FDA has proposed a new collaborative regulatory process, the End of Phase IIa Meeting, to discuss modeling, trial design,
and other MBDD issues before Phase III program decisions are set. The agency's aim is to promote MBDD techniques for the design
of trials, not just for analysis leading to the exact wording of labels and FDA regulatory decisions. A pilot consisting of
10 to 12 meetings in various therapeutic areas was completed last September, and the feedback was positive. But FDA is far
from having sufficient staff to do End of Phase IIa meetings for every drug candidate.

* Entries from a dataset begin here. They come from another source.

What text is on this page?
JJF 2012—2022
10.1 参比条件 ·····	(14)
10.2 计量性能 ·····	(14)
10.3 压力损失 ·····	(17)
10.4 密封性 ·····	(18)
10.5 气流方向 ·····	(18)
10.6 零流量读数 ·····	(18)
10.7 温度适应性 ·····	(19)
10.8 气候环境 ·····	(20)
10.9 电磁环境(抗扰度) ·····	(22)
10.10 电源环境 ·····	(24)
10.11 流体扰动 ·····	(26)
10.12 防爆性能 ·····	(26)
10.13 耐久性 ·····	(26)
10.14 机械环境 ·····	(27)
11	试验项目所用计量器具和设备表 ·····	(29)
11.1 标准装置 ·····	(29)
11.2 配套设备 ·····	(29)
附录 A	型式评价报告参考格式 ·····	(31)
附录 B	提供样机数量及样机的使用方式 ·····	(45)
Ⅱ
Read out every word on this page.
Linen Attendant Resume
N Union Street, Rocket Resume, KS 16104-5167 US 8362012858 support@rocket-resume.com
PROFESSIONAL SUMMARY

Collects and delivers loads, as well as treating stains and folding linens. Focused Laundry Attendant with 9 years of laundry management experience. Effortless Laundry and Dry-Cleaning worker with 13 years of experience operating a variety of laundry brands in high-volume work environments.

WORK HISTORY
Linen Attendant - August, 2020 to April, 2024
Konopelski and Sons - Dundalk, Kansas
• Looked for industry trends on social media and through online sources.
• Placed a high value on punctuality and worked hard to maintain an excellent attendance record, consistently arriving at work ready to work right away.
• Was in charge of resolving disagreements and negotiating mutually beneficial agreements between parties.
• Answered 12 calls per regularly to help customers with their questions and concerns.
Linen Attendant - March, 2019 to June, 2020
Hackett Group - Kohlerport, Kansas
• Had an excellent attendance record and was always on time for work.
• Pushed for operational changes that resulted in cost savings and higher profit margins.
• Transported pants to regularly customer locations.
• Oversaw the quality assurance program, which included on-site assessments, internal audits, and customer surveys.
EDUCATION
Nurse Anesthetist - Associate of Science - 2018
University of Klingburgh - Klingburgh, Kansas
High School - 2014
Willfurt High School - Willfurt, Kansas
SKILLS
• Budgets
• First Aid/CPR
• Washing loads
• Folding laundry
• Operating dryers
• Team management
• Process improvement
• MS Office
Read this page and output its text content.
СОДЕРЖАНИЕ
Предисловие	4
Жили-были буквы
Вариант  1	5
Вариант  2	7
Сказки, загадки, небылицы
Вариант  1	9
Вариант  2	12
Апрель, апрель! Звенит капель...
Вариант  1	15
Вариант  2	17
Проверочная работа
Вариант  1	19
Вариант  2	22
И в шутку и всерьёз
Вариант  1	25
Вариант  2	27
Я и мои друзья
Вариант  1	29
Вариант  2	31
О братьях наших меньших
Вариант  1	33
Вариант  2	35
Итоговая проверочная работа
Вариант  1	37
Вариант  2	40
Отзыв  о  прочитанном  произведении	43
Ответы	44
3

On the Path to Pharma's Future
The intense pressures on drug companies are forcing new ways of approaching drug development. Successful collaboration in
HIV lit the way, and some firms are repeating its lessons in other areas. Tightly focused, professionally managed collaborations,
such as the biomarker and drug-safety initiatives, are showing promise. More than that, they are persuading members to share
nonproprietary data and overcome ingrained tendencies to keep their intellectual property under lock and key. More and deeper
collaborations lie ahead. Meantime, relationships between sponsors and FDA are becoming less adversarial through the End of
Phase IIa meetings and other processes, creating new channels for additional communication and collaboration on program designs.
But all of this is only a beginning. The obstacles in many cases are immediate and easy to quantify, while the benefits—however
huge in theory—are hard to put numbers to and not exactly on a next-day-delivery schedule. Companies don't come into collaborations
with the capability to contribute equally. They must find incentives to overcome potentially crippling "free rider" problems.
Funding and staff remain high hurdles, especially at FDA. Legal permissions needed for sharing take time to put in place.
But any long-view risk/reward calculus leads to only one conclusion: Collaboration must not only continue but increase. The
biggest risk for industry is not taking a risk. We have no choice but to walk the Critical Path together.